Drive understands the car will be the next in a long-line of Experimental Safety Vehicle concepts, the last of which was revealed in 2009 and previewed cutting-edge technologies such as seatbelt airbags, night vision, full LED headlamps, Mercedes' Pre-Safe Impulse that emits a white noise in the event of an accident to protect occupants ear drums - all of which have made into production over the last decade. The 2009 ESF concept (pictured) also had an airbag between the front and rear seat occupants and an airbag that deployed underneath the car to provide greater friction for improve stopping distances.

Kallanius wouldn't divulge any details on what the ESF 2019 vehicle would introduce, but admitted that "I am absolutely amazed by the inguinity of our engineers" since taking over responsibility for engineering four years ago.

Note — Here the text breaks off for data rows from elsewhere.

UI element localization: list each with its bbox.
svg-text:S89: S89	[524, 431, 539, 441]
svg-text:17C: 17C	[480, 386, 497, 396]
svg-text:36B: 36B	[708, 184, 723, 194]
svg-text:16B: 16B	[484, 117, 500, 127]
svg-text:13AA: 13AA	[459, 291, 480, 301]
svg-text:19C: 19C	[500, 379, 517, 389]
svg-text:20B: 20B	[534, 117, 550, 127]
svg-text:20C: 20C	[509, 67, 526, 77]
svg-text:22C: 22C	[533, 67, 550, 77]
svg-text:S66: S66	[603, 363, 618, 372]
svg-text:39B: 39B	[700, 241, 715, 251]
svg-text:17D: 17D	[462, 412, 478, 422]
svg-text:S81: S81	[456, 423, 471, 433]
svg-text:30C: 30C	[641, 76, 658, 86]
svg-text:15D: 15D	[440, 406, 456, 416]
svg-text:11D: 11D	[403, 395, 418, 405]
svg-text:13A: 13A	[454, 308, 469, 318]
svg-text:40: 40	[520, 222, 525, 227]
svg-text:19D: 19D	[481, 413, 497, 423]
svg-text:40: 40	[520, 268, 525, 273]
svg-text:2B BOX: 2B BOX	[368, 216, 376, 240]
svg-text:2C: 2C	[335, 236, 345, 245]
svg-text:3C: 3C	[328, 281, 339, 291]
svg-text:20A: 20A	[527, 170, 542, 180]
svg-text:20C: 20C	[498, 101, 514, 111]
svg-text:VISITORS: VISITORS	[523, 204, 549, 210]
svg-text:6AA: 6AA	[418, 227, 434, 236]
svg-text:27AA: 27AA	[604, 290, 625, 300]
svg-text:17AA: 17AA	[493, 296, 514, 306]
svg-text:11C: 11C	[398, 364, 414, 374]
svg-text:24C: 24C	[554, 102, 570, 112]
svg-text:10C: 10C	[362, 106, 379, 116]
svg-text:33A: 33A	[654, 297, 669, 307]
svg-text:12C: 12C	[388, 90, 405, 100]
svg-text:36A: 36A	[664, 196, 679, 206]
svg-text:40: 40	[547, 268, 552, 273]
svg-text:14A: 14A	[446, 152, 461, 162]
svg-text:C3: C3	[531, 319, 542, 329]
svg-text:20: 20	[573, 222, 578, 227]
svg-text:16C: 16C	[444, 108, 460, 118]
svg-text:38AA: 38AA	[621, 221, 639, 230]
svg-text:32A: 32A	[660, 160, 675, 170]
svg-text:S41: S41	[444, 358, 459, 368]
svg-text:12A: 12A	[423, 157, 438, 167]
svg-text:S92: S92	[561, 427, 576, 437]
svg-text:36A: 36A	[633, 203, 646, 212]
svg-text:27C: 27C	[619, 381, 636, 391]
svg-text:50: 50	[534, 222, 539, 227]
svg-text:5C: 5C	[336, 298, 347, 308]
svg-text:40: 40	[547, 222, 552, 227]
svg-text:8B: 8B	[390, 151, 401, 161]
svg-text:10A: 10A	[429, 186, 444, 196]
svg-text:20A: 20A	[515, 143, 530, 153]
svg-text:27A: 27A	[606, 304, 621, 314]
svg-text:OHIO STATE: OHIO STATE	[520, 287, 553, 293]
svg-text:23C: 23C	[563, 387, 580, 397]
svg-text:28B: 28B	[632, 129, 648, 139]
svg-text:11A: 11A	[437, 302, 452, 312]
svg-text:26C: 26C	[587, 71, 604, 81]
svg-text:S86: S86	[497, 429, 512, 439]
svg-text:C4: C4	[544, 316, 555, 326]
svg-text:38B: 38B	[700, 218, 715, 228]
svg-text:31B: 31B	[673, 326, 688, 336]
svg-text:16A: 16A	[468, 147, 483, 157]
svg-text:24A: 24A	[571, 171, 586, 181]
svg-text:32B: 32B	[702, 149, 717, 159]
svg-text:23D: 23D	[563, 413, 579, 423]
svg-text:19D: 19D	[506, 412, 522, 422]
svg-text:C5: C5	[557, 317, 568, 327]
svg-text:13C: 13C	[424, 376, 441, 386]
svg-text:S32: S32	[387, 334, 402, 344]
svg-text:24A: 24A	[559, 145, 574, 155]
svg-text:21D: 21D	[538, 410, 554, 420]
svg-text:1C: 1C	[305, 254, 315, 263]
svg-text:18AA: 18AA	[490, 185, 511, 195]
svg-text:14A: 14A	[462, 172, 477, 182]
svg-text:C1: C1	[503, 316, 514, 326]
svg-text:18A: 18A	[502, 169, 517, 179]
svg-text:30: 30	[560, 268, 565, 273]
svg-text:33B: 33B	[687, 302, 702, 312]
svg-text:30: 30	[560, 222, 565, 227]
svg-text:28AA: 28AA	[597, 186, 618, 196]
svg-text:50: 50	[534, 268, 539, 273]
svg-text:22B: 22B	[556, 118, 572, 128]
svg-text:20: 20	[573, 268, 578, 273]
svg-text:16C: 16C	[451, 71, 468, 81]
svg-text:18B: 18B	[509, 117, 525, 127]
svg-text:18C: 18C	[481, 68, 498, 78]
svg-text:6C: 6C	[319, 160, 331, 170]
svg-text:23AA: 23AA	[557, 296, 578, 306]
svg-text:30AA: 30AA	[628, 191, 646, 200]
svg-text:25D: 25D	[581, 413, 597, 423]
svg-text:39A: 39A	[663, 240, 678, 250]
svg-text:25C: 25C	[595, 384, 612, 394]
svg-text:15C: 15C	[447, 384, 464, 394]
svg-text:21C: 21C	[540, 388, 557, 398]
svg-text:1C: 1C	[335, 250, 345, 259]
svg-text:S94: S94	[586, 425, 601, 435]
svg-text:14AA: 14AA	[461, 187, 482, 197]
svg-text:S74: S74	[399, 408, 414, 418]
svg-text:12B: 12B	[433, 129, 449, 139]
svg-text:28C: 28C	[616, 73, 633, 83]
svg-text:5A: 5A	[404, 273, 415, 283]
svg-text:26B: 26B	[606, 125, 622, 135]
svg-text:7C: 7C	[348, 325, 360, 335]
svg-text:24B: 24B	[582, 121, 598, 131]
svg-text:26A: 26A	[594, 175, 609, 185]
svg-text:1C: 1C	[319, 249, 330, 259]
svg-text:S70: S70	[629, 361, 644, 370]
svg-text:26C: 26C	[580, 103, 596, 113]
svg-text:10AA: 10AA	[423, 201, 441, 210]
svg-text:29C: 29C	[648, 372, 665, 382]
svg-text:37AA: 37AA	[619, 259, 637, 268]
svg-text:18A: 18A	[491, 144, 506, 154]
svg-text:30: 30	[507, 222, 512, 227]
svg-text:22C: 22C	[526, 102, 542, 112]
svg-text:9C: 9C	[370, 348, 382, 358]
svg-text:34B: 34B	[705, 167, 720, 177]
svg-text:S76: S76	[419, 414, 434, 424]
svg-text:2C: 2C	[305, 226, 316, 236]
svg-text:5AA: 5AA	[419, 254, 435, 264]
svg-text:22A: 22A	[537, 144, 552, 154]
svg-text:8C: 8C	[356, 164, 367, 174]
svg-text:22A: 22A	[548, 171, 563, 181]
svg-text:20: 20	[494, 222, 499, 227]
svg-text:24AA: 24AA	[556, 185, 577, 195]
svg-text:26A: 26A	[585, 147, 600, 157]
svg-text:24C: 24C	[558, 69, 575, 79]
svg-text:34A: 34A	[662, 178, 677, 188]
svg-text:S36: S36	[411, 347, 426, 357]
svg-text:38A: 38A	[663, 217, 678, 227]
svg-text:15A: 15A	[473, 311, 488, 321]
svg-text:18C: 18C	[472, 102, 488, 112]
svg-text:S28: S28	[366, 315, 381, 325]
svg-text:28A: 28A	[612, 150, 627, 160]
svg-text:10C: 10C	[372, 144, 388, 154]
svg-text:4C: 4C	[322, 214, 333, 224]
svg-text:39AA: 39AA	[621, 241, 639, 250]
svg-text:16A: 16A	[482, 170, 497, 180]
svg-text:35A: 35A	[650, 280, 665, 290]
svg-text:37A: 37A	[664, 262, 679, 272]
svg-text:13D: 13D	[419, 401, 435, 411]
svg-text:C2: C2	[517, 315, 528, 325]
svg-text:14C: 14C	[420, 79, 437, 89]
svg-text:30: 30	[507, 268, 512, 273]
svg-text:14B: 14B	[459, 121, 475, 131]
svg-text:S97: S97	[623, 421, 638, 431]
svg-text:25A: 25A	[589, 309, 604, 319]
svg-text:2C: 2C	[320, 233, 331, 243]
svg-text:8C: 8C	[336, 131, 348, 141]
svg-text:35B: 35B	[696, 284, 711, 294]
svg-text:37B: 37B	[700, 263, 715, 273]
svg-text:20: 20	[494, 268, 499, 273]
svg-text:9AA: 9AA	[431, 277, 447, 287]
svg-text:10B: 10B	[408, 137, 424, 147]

He says continual improvements in safety are in Mercedes-Benz' DNA in a bid to eventually reduce vehicle accidents to zero in the future.

"The ultimate goal is zero accidents in traffic, and the things like autononous drive and driving assistance are all enablers to reduce traffic accidents because almost all accidents are a result of human error," he said.

While it is likely the latest ESF concept will feature full driverless technologies, he admitted that the first driverless vehicles from Mercedes-Benz won't be available to purchase privately but used as part of a fleet of ride sharing or short-haul delivery vehicles.

"If you take about full level 4 or level 5 capability, the first business case for that is a mobility service in an area that is dense enough for critical mass, and therefore a city," he said.

"It is then a matter of how quickly you can scale that out to get the costs down so that one day I am sure we will have the individual robot driver. I don’t want to put an exact date on it. But there are a lot of resources being put into that area. It is a very difficult problem to solve, but we are on the way to it."

The next-generation S-Class is due to be revealed in early 2020, most likely at the Geneva motor show, including an all-electric version that will form part of the 10 planned EVs produced under Mercedes-Benz' EQ sub brand within the next four years.